As anticipated, the MNLA has seized upon the confusion in Bamako to advance from more rural targets such as Ménaka and Tessalit to those that are more heavily populated and strategically important. In the last two days, Tuareg rebels have seized the northeastern Malian towns of Kidal and Gao, along with their military garrisons, making Timbuktu the only major town that remains under the control of the Malian army within the region the rebels refer to as Azawad. As the military headquarters for northern Mali, the loss of Gao is yet another obstacle for the National Committee for the Restoration of Democracy and State (CNRDR) to overcome in order to prove that it, rather than the civilian government of ousted president Amadou Toumani Touré, can find a more effective solution to the Tuareg rebellion. Meanwhile, the clock is ticking on the threats levied by the 15-member Economic Community of West and Central African States (ECOWAS) to impose sanctions on Mali unless the CNRDR steps aside in favor of civilian rule by Monday.
In addition to the MNLA’s ability to benefit from the state of affairs in the capital, it has also benefitted from a change in fortune as a result of last year’s events in Libya. Unable to trust his own military, the late Libyan leader Muammar al-Qadhafi believed Tuareg migrants from Mali and Niger to be immune to the tribal politics of Libya’s Arab-Berber tribes. Due to droughts in these countries during the 1970s and 1980s, these Sahelian minorities immigrated to Libya, where Qadhafi used them as fighters in sensitive positions within the Libyan armed forces.

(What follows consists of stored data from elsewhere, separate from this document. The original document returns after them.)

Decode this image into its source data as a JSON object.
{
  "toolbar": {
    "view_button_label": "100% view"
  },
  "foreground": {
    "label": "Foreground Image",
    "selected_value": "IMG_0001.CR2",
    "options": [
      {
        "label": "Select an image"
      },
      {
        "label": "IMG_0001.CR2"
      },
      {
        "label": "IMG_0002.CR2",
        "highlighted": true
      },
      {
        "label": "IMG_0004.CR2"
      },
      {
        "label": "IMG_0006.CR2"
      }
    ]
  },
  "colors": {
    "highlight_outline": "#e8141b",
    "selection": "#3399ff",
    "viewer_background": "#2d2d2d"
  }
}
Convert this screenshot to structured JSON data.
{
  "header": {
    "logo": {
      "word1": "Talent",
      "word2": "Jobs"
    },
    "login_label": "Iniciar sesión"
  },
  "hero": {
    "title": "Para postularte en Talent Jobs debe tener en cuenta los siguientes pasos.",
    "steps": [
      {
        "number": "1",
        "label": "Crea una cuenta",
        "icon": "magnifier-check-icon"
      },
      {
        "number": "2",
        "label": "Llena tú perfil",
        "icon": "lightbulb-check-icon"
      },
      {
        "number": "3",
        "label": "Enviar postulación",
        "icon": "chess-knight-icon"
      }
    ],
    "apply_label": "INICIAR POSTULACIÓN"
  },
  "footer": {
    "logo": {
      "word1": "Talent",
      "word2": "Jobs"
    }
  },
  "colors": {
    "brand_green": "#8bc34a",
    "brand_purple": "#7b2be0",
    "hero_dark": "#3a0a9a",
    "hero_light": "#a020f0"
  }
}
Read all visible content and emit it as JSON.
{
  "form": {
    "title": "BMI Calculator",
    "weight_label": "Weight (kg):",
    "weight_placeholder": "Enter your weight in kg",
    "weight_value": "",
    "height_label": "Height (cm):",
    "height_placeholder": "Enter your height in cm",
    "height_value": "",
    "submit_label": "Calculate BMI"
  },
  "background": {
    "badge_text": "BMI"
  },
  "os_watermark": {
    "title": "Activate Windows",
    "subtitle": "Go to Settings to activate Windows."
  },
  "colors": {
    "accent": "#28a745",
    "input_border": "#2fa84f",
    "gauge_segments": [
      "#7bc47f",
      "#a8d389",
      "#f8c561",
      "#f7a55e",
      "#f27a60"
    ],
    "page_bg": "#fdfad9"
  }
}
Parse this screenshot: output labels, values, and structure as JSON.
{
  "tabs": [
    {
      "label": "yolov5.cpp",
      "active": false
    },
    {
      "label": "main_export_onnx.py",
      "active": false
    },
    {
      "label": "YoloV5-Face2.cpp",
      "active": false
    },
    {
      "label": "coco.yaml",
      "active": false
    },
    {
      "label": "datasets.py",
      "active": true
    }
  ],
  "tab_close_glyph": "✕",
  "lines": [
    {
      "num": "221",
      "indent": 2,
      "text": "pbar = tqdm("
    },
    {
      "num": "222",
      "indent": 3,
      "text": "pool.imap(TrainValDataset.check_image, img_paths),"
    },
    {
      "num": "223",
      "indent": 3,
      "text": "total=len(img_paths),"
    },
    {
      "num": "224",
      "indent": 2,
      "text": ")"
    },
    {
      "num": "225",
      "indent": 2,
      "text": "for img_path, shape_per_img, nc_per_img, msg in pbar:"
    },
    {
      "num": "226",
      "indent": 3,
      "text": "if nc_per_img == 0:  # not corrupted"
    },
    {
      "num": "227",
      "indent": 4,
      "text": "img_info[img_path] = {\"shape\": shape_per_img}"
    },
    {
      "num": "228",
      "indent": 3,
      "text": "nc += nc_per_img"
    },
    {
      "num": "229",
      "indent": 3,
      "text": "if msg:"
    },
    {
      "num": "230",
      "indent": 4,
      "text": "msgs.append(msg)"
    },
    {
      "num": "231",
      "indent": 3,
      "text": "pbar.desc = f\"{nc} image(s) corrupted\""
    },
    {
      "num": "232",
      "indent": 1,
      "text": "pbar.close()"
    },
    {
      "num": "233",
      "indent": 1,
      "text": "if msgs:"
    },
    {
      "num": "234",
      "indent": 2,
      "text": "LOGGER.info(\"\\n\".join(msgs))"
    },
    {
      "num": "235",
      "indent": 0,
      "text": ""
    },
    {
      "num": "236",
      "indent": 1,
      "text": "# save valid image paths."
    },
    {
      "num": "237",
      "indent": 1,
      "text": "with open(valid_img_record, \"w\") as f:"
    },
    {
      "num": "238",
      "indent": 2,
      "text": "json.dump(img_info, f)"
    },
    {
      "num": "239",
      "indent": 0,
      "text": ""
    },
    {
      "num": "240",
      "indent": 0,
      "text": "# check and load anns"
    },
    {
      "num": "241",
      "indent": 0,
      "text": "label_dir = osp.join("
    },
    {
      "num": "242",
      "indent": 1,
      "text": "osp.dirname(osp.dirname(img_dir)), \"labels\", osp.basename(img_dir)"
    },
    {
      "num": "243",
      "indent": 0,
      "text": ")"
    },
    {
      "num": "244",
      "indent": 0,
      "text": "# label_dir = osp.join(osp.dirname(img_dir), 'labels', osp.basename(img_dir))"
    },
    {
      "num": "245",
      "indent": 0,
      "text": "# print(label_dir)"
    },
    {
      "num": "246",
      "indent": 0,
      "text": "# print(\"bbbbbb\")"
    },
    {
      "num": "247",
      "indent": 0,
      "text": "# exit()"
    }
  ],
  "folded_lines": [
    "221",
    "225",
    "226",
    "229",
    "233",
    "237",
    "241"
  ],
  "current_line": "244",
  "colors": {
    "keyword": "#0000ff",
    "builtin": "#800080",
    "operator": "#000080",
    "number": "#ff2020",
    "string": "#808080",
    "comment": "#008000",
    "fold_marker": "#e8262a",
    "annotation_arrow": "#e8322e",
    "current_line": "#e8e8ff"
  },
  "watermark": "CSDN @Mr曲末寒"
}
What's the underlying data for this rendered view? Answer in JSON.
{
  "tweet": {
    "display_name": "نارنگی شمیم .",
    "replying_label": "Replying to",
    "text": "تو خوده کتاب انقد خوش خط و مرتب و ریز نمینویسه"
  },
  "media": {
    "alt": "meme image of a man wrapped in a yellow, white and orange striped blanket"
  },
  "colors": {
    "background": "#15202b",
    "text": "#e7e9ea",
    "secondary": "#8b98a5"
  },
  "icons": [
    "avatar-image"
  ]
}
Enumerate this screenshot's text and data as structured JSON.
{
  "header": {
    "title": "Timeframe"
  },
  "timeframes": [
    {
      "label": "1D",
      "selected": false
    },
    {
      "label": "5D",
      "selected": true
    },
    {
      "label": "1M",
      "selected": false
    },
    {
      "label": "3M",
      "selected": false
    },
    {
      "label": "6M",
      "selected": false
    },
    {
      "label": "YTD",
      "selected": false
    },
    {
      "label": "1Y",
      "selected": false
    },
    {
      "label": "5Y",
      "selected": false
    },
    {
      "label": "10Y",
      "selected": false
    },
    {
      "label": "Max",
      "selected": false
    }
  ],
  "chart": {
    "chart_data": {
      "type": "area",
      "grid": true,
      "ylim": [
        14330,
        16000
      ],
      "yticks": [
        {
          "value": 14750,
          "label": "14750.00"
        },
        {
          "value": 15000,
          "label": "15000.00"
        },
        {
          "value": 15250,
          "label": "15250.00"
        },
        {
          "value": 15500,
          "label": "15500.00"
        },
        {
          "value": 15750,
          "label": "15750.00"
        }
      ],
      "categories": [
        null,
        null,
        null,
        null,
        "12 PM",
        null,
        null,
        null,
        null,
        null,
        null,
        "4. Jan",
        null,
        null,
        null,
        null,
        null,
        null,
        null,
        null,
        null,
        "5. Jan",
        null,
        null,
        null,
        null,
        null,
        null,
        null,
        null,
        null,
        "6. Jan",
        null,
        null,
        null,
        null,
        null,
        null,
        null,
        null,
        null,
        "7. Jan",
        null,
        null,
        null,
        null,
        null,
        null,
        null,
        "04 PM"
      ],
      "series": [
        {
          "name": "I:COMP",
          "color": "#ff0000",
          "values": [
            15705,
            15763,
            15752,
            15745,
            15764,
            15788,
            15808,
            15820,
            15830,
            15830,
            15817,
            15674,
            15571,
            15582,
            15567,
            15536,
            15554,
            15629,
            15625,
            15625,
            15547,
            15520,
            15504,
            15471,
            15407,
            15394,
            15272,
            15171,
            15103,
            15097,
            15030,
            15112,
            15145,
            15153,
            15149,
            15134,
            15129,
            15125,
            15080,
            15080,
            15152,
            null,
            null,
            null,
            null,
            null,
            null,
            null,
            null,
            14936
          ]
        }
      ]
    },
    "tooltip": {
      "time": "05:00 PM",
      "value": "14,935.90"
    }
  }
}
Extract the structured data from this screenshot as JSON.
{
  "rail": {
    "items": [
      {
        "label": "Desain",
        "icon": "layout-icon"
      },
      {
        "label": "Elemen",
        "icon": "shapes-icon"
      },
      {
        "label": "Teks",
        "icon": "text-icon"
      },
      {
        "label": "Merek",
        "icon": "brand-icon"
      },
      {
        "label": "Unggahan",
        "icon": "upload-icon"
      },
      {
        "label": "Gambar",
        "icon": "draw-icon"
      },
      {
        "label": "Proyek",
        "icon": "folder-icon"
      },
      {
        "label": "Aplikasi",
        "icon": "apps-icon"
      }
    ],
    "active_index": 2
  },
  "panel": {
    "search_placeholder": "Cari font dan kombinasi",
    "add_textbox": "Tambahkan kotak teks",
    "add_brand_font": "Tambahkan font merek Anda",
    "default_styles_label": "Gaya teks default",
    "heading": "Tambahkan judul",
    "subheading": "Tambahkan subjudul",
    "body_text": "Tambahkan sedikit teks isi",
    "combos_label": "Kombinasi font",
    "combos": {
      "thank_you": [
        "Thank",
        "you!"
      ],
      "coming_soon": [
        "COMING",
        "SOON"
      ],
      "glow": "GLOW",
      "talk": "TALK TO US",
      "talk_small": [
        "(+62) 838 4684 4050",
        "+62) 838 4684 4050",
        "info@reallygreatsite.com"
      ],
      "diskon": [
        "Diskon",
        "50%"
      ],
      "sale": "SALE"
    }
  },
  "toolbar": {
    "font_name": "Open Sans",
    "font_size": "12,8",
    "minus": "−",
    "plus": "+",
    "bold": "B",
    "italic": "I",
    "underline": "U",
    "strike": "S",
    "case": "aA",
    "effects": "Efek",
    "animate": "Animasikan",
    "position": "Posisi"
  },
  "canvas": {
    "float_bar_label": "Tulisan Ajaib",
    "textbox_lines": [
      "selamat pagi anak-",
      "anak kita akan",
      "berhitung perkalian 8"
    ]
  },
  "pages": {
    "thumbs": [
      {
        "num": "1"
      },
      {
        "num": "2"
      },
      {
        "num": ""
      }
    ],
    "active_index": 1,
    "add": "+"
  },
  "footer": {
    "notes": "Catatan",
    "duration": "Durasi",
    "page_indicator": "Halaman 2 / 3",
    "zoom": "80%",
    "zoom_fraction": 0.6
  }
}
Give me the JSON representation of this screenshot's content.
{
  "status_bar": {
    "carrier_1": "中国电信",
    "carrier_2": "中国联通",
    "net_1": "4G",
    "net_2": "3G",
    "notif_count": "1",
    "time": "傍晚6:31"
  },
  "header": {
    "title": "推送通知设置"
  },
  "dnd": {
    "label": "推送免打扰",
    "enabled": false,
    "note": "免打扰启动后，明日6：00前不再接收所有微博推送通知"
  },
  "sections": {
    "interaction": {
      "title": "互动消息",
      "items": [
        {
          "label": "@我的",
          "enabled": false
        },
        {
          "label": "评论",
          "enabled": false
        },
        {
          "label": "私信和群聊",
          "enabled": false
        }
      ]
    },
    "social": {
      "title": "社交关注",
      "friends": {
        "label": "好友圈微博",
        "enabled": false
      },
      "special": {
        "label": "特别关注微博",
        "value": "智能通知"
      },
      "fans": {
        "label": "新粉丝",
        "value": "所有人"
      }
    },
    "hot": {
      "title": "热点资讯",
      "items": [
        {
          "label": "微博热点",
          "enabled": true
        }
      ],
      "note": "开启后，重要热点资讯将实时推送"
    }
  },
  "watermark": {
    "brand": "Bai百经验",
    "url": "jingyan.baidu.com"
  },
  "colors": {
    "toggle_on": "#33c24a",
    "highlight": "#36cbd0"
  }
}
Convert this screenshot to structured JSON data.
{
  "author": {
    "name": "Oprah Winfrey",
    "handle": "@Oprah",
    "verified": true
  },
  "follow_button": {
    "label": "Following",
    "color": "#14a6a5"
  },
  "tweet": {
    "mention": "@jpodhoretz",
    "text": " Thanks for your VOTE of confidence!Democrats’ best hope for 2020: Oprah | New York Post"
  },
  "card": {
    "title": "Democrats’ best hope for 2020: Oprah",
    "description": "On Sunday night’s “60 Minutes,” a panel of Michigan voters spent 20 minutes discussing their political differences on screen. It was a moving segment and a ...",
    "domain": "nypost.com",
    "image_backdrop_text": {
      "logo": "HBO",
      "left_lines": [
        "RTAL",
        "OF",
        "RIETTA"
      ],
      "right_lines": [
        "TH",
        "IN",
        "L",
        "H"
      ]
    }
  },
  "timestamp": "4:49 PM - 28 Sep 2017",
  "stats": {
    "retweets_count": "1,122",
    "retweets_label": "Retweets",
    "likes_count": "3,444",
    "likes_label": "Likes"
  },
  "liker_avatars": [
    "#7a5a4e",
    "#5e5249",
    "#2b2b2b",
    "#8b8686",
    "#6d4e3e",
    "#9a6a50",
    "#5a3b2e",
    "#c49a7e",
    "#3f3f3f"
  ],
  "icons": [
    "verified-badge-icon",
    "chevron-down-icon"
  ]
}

In exchange for their loyalty, Qadhafi gave them financial and military assistance which was then used to foment Tuareg insurrections in Mali and Niger in the 1980s and 1990s. In Mali, the Tuareg rebellions had been resolved through negotiated peace, and government promises for decentralization, regional development, and the integration of Tuareg fighters into the national military. However, many Tuaregs have felt betrayed by the government’s inability to deliver on these promises. Armed with machine guns, mortars, antitank and antiaircraft weapons liberated from Qadhafi’s arsenals, the MNLA has presented a threat to Mali’s territorial integrity that previous Tuareg rebellions were unable to pose. In fact, it is largely this massive weapons flow and Touré’s inability to anticipate the magnitude of tactical imbalance between the rebels and the army that explains how Mali ended up in the situation it faces today. At present, there are two factors that could affect this imbalance. The first is the CNRDR’s ability to secure military assistance from states or international organizations alarmed by the MNLA’s recent progress, which appears unlikely, given the condemnations of the coup by key international partners and ECOWAS’ pending ultimatum. The second will be the MNLA’s ability to sustain the supply of arms and ammunition into Azawad. As of yet, the group has no known sources of foreign support – but that may be a small hitch in a region awash with small arms and light weapons.
With the campaign against the MNLA now under the command of the CNRDR, the Malian army is bound to face the same challenges it did under Touré, given its relatively small size (roughly 7,000 soldiers) and the difficulty of mounting and sustaining operations across a broad swath of territory. Coup leader Captain Amadou Sanogo, while imploring the international community for help to halt the Tuareg advance, has simultaneously called for negotiations with the rebels. With increasing uncertainty surrounding Mali’s future security assistance, and the morale of soldiers on the frontlines likely plummeting, it appears that a negotiated peace may be the most expedient way of settling this most recent round of Tuareg discontent. Yet, even this comes with its own set of complications. The MNLA insists that the only basis for negotiations must be self-determination, while granting any concessions that would negatively impact Mali’s territorial integrity would make Sanogo’s position untenable. Moreover, although the MNLA claims to represent the marginalized populations of Azawad, we do not yet have a good understanding of whether or not the MNLA has popular support – either from within the Tuareg community in northeastern Mali or from other ethnic groups in the region, such as the Songhai, Peul, and Moors. As the MNLA continues to seize territory, we may begin to see evidence of cleavages within the rebel movement, and within the region, as it attempts to administer these areas as the Government of Azawad.